在ambari-server中修改了yarn的配置,重新启动服务,结果RM启动失败,错误也很奇怪,“不合理的资源请求,没有请求任何资源”!详细如下:

2018-08-21 16:06:16,639 FATAL resourcemanager.ResourceManager (ResourceManager.java:main(1495)) - Error starting ResourceManager
org.apache.hadoop.service.ServiceStateException: org.apache.hadoop.yarn.exceptions.InvalidResourceRequestException: Invalid resource request, no resources requested
        at org.apache.hadoop.service.ServiceStateException.convert(ServiceStateException.java:105)
        at org.apache.hadoop.service.AbstractService.start(AbstractService.java:203)
        at org.apache.hadoop.yarn.server.resourcemanager.ResourceManager.startActiveServices(ResourceManager.java:1213)
        at org.apache.hadoop.yarn.server.resourcemanager.ResourceManager$1.run(ResourceManager.java:1254)
        at org.apache.hadoop.yarn.server.resourcemanager.ResourceManager$1.run(ResourceManager.java:1250)
        at java.security.AccessController.doPrivileged(Native Method)
        at javax.security.auth.Subject.doAs(Subject.java:422)
        at org.apache.hadoop.security.UserGroupInformation.doAs(UserGroupInformation.java:1688)
        at org.apache.hadoop.yarn.server.resourcemanager.ResourceManager.transitionToActive(ResourceManager.java:1250)
        at org.apache.hadoop.yarn.server.resourcemanager.ResourceManager.serviceStart(ResourceManager.java:1301)
        at org.apache.hadoop.service.AbstractService.start(AbstractService.java:194)
        at org.apache.hadoop.yarn.server.resourcemanager.ResourceManager.main(ResourceManager.java:1492)
Caused by: org.apache.hadoop.yarn.exceptions.InvalidResourceRequestException: Invalid resource request, no resources requested
        at org.apache.hadoop.yarn.server.resourcemanager.RMAppManager.validateAndCreateResourceRequest(RMAppManager.java:489)
        at org.apache.hadoop.yarn.server.resourcemanager.RMAppManager.createAndPopulateNewRMApp(RMAppManager.java:389)
        at org.apache.hadoop.yarn.server.resourcemanager.RMAppManager.recoverApplication(RMAppManager.java:357)
        at org.apache.hadoop.yarn.server.resourcemanager.RMAppManager.recover(RMAppManager.java:568)
        at org.apache.hadoop.yarn.server.resourcemanager.ResourceManager.recover(ResourceManager.java:1464)
        at org.apache.hadoop.yarn.server.resourcemanager.ResourceManager$RMActiveServices.serviceStart(ResourceManager.java:825)
        at org.apache.hadoop.service.AbstractService.start(AbstractService.java:194)
        ... 10 more
2018-08-21 16:06:16,656 INFO  zookeeper.ZooKeeper (ZooKeeper.java:close(684)) - Session: 0x36546c044dc0113 closed
2018-08-21 16:06:16,656 INFO  zookeeper.ClientCnxn (ClientCnxn.java:run(524)) - EventThread shut down
2018-08-21 16:06:16,741 INFO  resourcemanager.ResourceManager (LogAdapter.java:info(49)) - SHUTDOWN_MSG:
/************************************************************
SHUTDOWN_MSG: Shutting down ResourceManager at ep-bd01/192.168.58.11

网上多方搜索无解,最后无奈重新启动主机,重启所有服务,结果成功! 再次重启RM,失败,原因同上。

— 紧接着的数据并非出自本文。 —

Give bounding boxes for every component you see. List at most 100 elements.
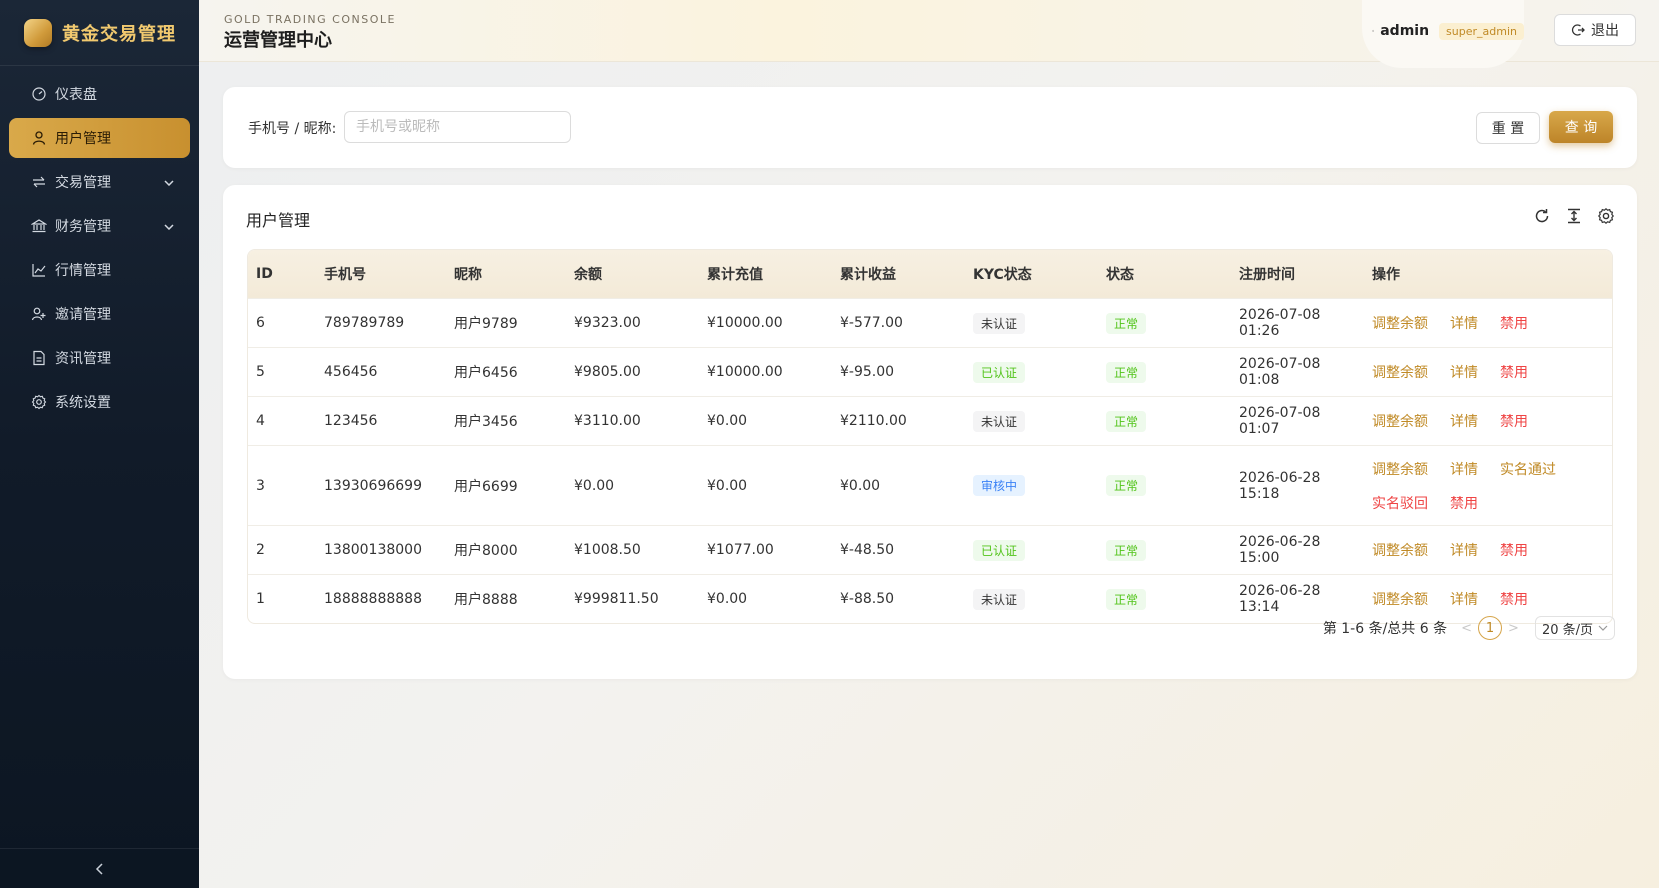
kyc-reject-link[interactable]: 实名驳回 [1372,493,1428,513]
col-kyc-cell: 未认证 [965,410,1098,432]
status-badge: 正常 [1106,475,1147,496]
adjust-balance-link[interactable]: 调整余额 [1372,459,1428,479]
col-profit-header: 累计收益 [840,267,896,283]
col-balance-cell: ¥9323.00 [574,315,641,331]
table-toolbar [1533,207,1615,225]
kyc-status-badge: 已认证 [973,361,1026,383]
line-chart-icon [31,262,47,278]
sidebar-item-2[interactable]: 交易管理 [9,162,190,202]
col-nickname-cell: 用户9789 [454,316,518,332]
col-id-cell: 2 [256,542,265,558]
col-kyc-header: KYC状态 [973,267,1032,283]
col-phone-cell: 456456 [324,364,378,380]
sidebar-item-5[interactable]: 邀请管理 [9,294,190,334]
details-link[interactable]: 详情 [1450,540,1478,560]
col-reg-time-cell: 2026-07-08 01:08 [1239,356,1321,388]
disable-link[interactable]: 禁用 [1500,362,1528,382]
sidebar-item-1[interactable]: 用户管理 [9,118,190,158]
disable-link[interactable]: 禁用 [1500,313,1528,333]
table-header: ID 手机号 昵称 余额 累计充值 累计收益 KYC状态 状态 注册时间 操作 [248,250,1612,298]
table-row: 6 789789789 用户9789 ¥9323.00 ¥10000.00 ¥-577.0… [248,298,1612,347]
sidebar-item-label: 系统设置 [55,395,111,411]
sidebar-item-6[interactable]: 资讯管理 [9,338,190,378]
col-actions-cell: 调整余额 详情 实名通过实名驳回 禁用 [1364,459,1596,513]
page-size-value: 20 条/页 [1541,622,1593,638]
col-nickname-header: 昵称 [454,267,482,283]
brand-name: 黄金交易管理 [62,23,176,45]
col-balance-header: 余额 [574,267,602,283]
details-link[interactable]: 详情 [1450,459,1478,479]
page-1-button[interactable]: 1 [1478,616,1503,640]
reset-button[interactable]: 重 置 [1476,112,1540,144]
disable-link[interactable]: 禁用 [1450,493,1478,513]
col-id-cell: 1 [256,591,265,607]
collapse-sidebar-button[interactable] [0,848,199,888]
refresh-icon[interactable] [1533,207,1551,225]
user-icon [1372,30,1375,32]
search-input[interactable] [344,111,571,143]
top-header: GOLD TRADING CONSOLE 运营管理中心 admin super_… [199,0,1659,68]
col-nickname-cell: 用户3456 [454,414,518,430]
col-reg-time-cell: 2026-06-28 15:00 [1239,534,1321,566]
col-deposit-cell: ¥10000.00 [707,315,783,331]
col-deposit-cell: ¥1077.00 [707,542,774,558]
col-profit-cell: ¥0.00 [840,477,881,494]
col-phone-cell: 18888888888 [324,591,422,607]
user-chip[interactable]: admin super_admin [1362,0,1524,68]
bank-icon [31,218,47,234]
adjust-balance-link[interactable]: 调整余额 [1372,411,1428,431]
adjust-balance-link[interactable]: 调整余额 [1372,362,1428,382]
prev-page-icon[interactable]: < [1461,621,1472,636]
kyc-status-badge: 已认证 [973,539,1026,561]
page-size-select[interactable]: 20 条/页 [1534,616,1615,640]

一、配置RM HA,这次启动了,但是配置的两个RM节点都是standby状态! 期间再次修改配置文件无数次,无效,错误信息依然。

二、手工激活一台主机上的RM,失败,错误原因相同

[root@ep-bd01 zookeeper]# yarn rmadmin -transitionToActive --forceactive --forcemanual rm1
You have specified the --forcemanual flag. This flag is dangerous, as it can induce a split-brain scenario that WILL CORRUPT your HDFS namespace, possibly irrecoverably.

It is recommended not to use this flag, but instead to shut down the cluster and disable automatic failover if you prefer to manually manage your HA state.

You may abort safely by answering 'n' or hitting ^C now.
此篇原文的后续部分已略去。